Victims can carry years of emotional scars, even simple grade scholling bullying can stick with some people the wrong way.
A lot of bullys need to mature, need to learn to be inclusive.
I'd rather the need to teach these concepts over and over again than find my daughter beat to a pulp or emotionally distressed due to something someone said.
I'd be sad to see that someone is picking on my child, but glad that they aren't.
Id make my child stand up to the bully. It can make it better! I know from experience..
I want my child to be a buddy, not a bully (x
If my kid is the target, that reflects on you, whoever you are, whose kid is the bully.

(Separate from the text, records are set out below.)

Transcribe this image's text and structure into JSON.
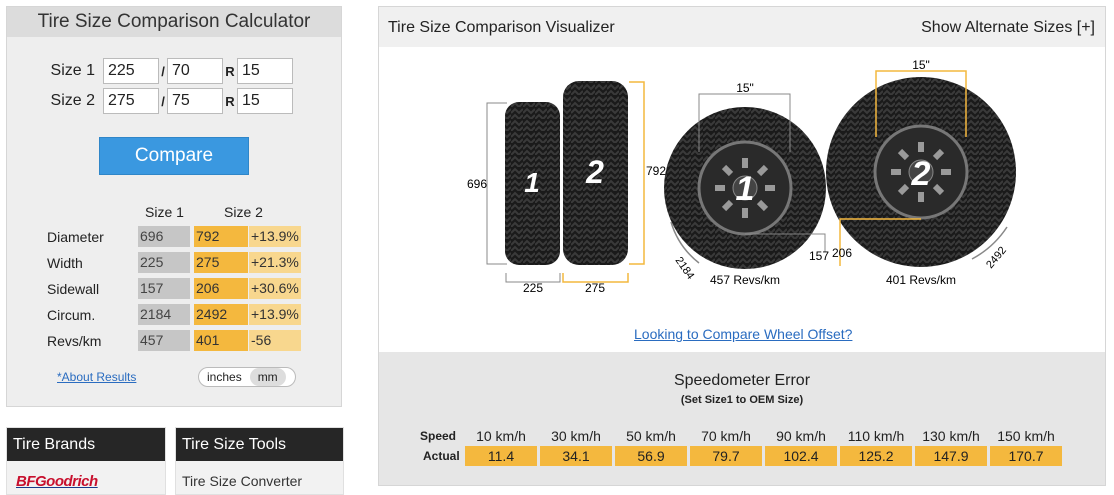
{
  "calculator": {
    "title": "Tire Size Comparison Calculator",
    "size1": {
      "label": "Size 1",
      "width": "225",
      "aspect": "70",
      "r_label": "R",
      "rim": "15"
    },
    "size2": {
      "label": "Size 2",
      "width": "275",
      "aspect": "75",
      "r_label": "R",
      "rim": "15"
    },
    "slash": "/",
    "compare_label": "Compare",
    "results": {
      "col1": "Size 1",
      "col2": "Size 2",
      "rows": [
        {
          "label": "Diameter",
          "v1": "696",
          "v2": "792",
          "diff": "+13.9%"
        },
        {
          "label": "Width",
          "v1": "225",
          "v2": "275",
          "diff": "+21.3%"
        },
        {
          "label": "Sidewall",
          "v1": "157",
          "v2": "206",
          "diff": "+30.6%"
        },
        {
          "label": "Circum.",
          "v1": "2184",
          "v2": "2492",
          "diff": "+13.9%"
        },
        {
          "label": "Revs/km",
          "v1": "457",
          "v2": "401",
          "diff": "-56"
        }
      ]
    },
    "about_link": "*About Results",
    "units": {
      "inches": "inches",
      "mm": "mm",
      "selected": "mm"
    }
  },
  "sidebar": {
    "brands_title": "Tire Brands",
    "brand_logo": "BFGoodrich",
    "tools_title": "Tire Size Tools",
    "tools_first": "Tire Size Converter"
  },
  "visualizer": {
    "title": "Tire Size Comparison Visualizer",
    "alt_link": "Show Alternate Sizes [+]",
    "side": {
      "num1": "1",
      "num2": "2",
      "dia1": "696",
      "dia2": "792",
      "w1": "225",
      "w2": "275"
    },
    "wheel1": {
      "num": "1",
      "rim": "15\"",
      "circ": "2184",
      "sidewall": "157",
      "revs": "457 Revs/km"
    },
    "wheel2": {
      "num": "2",
      "rim": "15\"",
      "circ": "2492",
      "sidewall": "206",
      "revs": "401 Revs/km"
    },
    "offset_link": "Looking to Compare Wheel Offset?"
  },
  "speedometer": {
    "title": "Speedometer Error",
    "subtitle": "(Set Size1 to OEM Size)",
    "speed_label": "Speed",
    "actual_label": "Actual",
    "speeds": [
      "10 km/h",
      "30 km/h",
      "50 km/h",
      "70 km/h",
      "90 km/h",
      "110 km/h",
      "130 km/h",
      "150 km/h"
    ],
    "actual": [
      "11.4",
      "34.1",
      "56.9",
      "79.7",
      "102.4",
      "125.2",
      "147.9",
      "170.7"
    ]
  },
  "colors": {
    "accent": "#3a98e0",
    "orange": "#f4b83e",
    "light_orange": "#f8d78e",
    "gray": "#c6c6c6"
  }
}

We have other choices but I picked "victim" because bullies often come from abuse and are, I would think, more likely to continue on in the Power and Control paradigm later in life. http://sari0009.xanga.com/559...
I am a victim of bullying, so I know how hard it is. BUT in the end you learn a lesson. A lesson that's very useful for your whole LIFE. I'd prefer to have my child go through a rough patch for a while and learn how to stand up for him/herself than to have a hateful, insensitive and inconsiderate person torturing others.
IMO it would be a much easier task to "HUMBLE" my bully than to heal an ego of bullied kid
Now, when you talk about recovery there are socially redeeming aspects to both sides. A victim can learn to over come what happened to them and eventually be able to stand up for themselves and others with direct knowledge of what its like. Likewise a bully can learn to be mature, to be tolerant and to use whatever power they abuse to help others instead of hurting them.
I think your answer is short sighted, incomplete and naive.
It gets me because in school at times I was on both sides of the coin, more on the bullied side though.
Quick anecdote, by the end of grade school things were really great with our class. People really matured and came together. But high school was a new situation and I decided to radically alter certain aspects about me as I looked for myself. So I stirred up the typical jock types and bristled against them which actually I think kept me from having really bad issues. Anyway, the final incident came when this huge D Lineman on our high school team picked on me during math class. He wrapped a wooden ruler on my knuckles a few times. I got fed up and threw the only punch I have to this point. I hit him so hard square on the nose that his head hit the wall. People around us turned in shock and laughed at him. Here I was a 140 lb little nothing. Anyway, never had a single issue with any athlete ever again. Oh, and I found myself and my wife by senior year.
Anyway, I've turned out to be a pretty good person.